Não esqueça, jovem companheira, que o amor muda de aparência e se transforma de maneira inevitável ao mesmo tempo em que mudam as bases econômicas e culturais da sociedade. Se garantirmos que as relações amorosas cegas, o sentimento passional exigente e absorvente desapareçam; o sentimento de propriedade também desaparece, assim como o desejo egoísta de “unir-se para sempre” ao ser amado; se garantirmos que desapareça a fantasia do homem e que a mulher não renuncie criminalmente a seu “eu”, sem dúvida, o desaparecimento de todos esses sentimentos levará ao desenvolvimento de outros elementos preciosos.  De modo que se desenvolverá e aumentará o respeito à personalidade dos outros, assim como se aperfeiçoará a arte de respeitar os direitos dos demais; se ensinará a sensibilidade recíproca e se desenvolverá enormemente a tendência de manifestar o amor, não somente com beijos e abraços, mas também com uma unidade de ação e de vontade na criação comum.” (Alexandra Kollontai, “Carta à Juventude Comunista”, 1923).
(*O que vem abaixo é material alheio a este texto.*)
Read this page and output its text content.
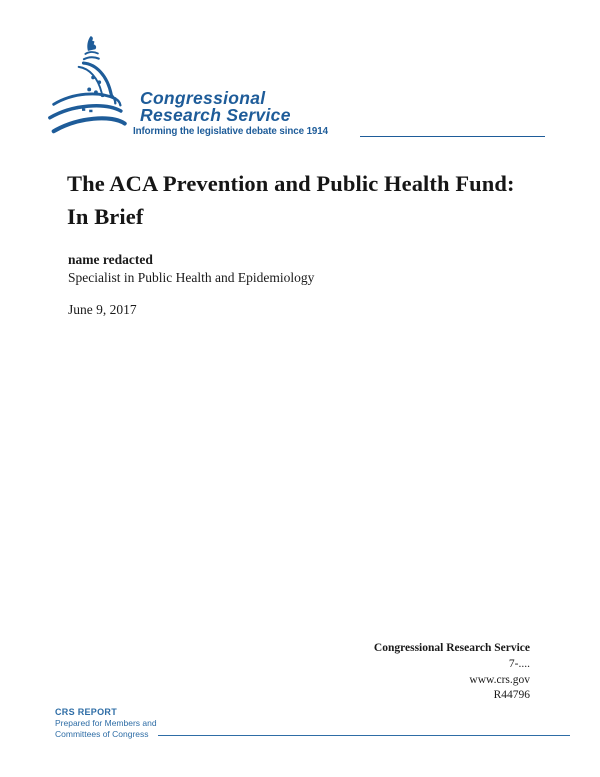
Congressional
Research Service
Informing the legislative debate since 1914
The ACA Prevention and Public Health Fund:
In Brief
name redacted
Specialist in Public Health and Epidemiology
June 9, 2017
Congressional Research Service
7-....
www.crs.gov
R44796
CRS REPORT
Prepared for Members and
Committees of Congress
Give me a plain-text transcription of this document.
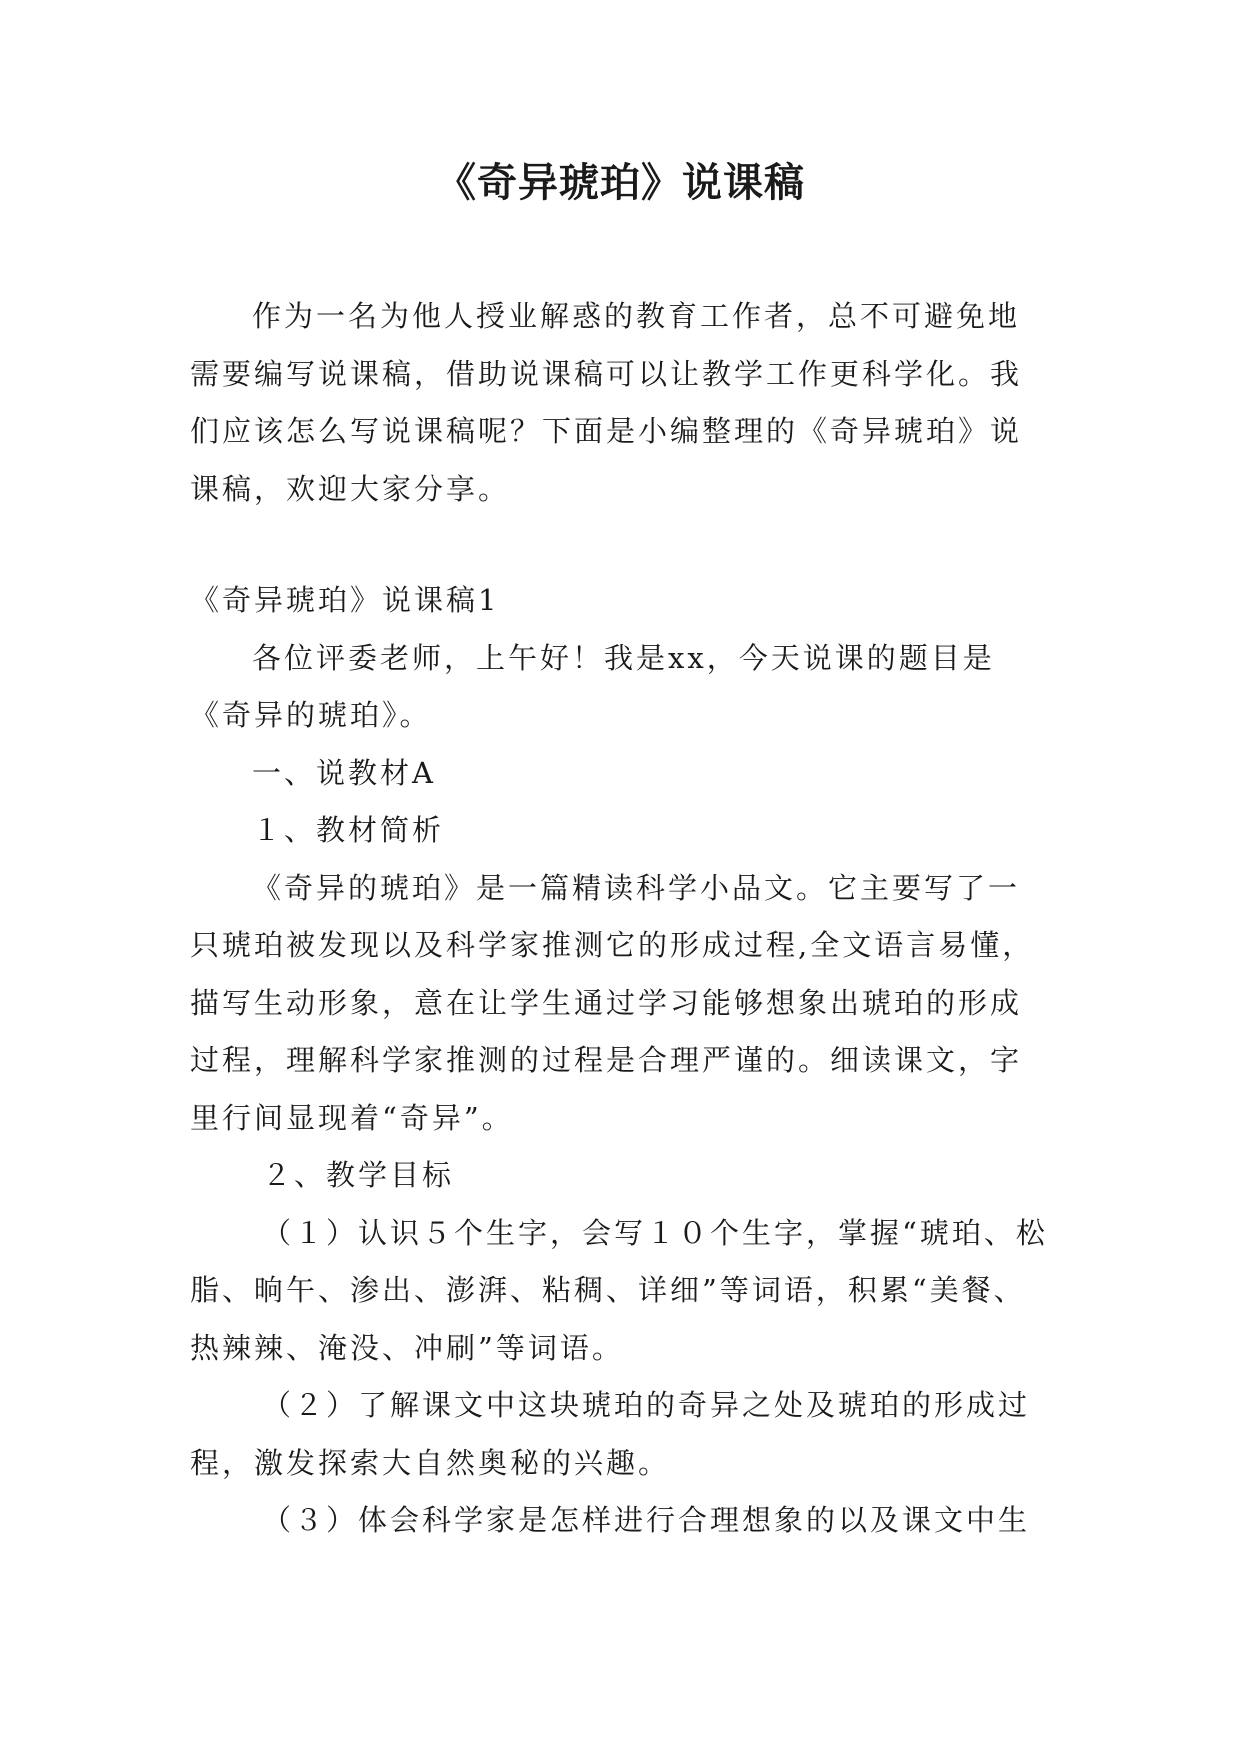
《奇异琥珀》说课稿

作为一名为他人授业解惑的教育工作者，总不可避免地需要编写说课稿，借助说课稿可以让教学工作更科学化。我们应该怎么写说课稿呢？下面是小编整理的《奇异琥珀》说课稿，欢迎大家分享。

《奇异琥珀》说课稿1

各位评委老师，上午好！我是xx，今天说课的题目是《奇异的琥珀》。

一、说教材A

１、教材简析

《奇异的琥珀》是一篇精读科学小品文。它主要写了一只琥珀被发现以及科学家推测它的形成过程,全文语言易懂，描写生动形象，意在让学生通过学习能够想象出琥珀的形成过程，理解科学家推测的过程是合理严谨的。细读课文，字里行间显现着“奇异”。

２、教学目标

（１）认识５个生字，会写１０个生字，掌握“琥珀、松脂、晌午、渗出、澎湃、粘稠、详细”等词语，积累“美餐、热辣辣、淹没、冲刷”等词语。

（２）了解课文中这块琥珀的奇异之处及琥珀的形成过程，激发探索大自然奥秘的兴趣。

（３）体会科学家是怎样进行合理想象的以及课文中生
Não, você não precisa ser feminista para…

As incursões de Kollontai sobre o amor na perspectiva da moral comunista, estão pendentes ainda da discussão e do aprofundamento que merecem. Hoje as que mantemos sobre a prostituição e barriga de aluguel só podem ser compreendidas em continuidade com as críticas da sexualidade burguesa que ela iniciou. Não, não é necessário ser feminista nem para lutar contra a discriminação, nem para lutar pela emancipação das mulheres, nem para denunciar a aberração que supõe a tendência do capitalismo de mercantilizar todas e cada uma das atividades humanas, incluindo a sexualidade. Pelo contrário, isso só pode ser feito de forma coerente com a perspectiva da única classe que luta por interesses universais. E pela mesma razão, só podemos trazer para o presente os valores do futuro, os de uma comunidade humana reunida e realmente igualitária, com uma moral comunista.